The history of Porter School

Margaret Koopman, Meadowridge

I read the article about the Porter evictions with interest (“Porter evictions loom”, Bulletin, August 25).

A few years ago when the South African Riding for the Disabled Association were to be evicted from their premises on Brommersvlei Road because of a land-claim award, I assisted in researching alternative premises for their excellent, generous endeavour.

The alternative property I investigated was the Porter School. Most Capetonians are unaware of the history of the Porter School.

A book was published in 1997 by JL McCracken titled New Light at the Cape of Good Hope: William Porter, the Father of Cape Liberalism. It was published by Ulster Historical Foundation. There is also a Wikipedia biography on him where it can be seen that he was a man ahead of his times.

Your journalist may or may not know that William Porter was the Attorney General of the Cape of Colony from 1839 to1865. An Irishman and a bachelor, when he retired from his position as attorney general and Cape politics and returned to Ireland in 1873, he left a bequest of a considerable amount of money at the time. The bequest specified that it was either to be spent on a reform school for troubled youths of Cape Town, or for bursaries for young women to acquire a university education.

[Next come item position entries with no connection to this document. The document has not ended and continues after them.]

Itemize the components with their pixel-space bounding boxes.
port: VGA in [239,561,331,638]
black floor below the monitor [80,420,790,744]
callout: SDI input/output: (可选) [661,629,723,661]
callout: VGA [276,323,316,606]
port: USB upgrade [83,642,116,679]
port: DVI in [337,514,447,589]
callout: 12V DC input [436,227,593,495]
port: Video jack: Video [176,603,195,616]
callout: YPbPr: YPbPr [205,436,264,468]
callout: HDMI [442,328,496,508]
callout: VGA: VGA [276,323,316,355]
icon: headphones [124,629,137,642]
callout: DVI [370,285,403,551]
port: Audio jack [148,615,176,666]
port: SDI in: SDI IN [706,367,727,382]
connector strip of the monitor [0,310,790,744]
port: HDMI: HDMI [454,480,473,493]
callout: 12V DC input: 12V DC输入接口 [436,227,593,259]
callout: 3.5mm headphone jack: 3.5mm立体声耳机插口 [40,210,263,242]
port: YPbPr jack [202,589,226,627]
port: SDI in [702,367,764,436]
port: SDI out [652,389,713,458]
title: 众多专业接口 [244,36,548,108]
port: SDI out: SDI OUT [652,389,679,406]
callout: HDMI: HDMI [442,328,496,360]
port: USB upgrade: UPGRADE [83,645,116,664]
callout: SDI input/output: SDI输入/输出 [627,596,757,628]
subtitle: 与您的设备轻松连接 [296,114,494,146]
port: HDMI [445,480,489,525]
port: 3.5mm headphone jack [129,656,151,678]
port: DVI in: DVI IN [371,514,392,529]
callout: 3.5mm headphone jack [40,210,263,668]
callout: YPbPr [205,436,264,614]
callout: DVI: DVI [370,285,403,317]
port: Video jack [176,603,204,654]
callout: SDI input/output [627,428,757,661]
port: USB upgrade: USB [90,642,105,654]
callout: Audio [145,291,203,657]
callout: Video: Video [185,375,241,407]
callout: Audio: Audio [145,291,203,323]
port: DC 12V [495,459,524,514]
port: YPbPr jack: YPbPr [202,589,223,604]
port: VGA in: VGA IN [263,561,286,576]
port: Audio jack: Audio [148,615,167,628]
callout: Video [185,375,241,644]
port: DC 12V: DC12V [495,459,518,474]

The bequest was to be administered by the incoming Attorney General of the Cape Colony and his/her successors. The Reform School was the favoured choice and if my memory serves me, was originally based at Valkenberg, but I may be wrong. The original property was sold and a new property was purchased in Tokai. The Porter bequest property is quite considerable in size and located on prime real estate, stretching across Orpen Road to where The Range (on Porter bequest property) is situated.

I would be very curious to know what the Western Cape Government intends for the property as I am sure the bequest must be lodged somewhere and be binding on our provincial government.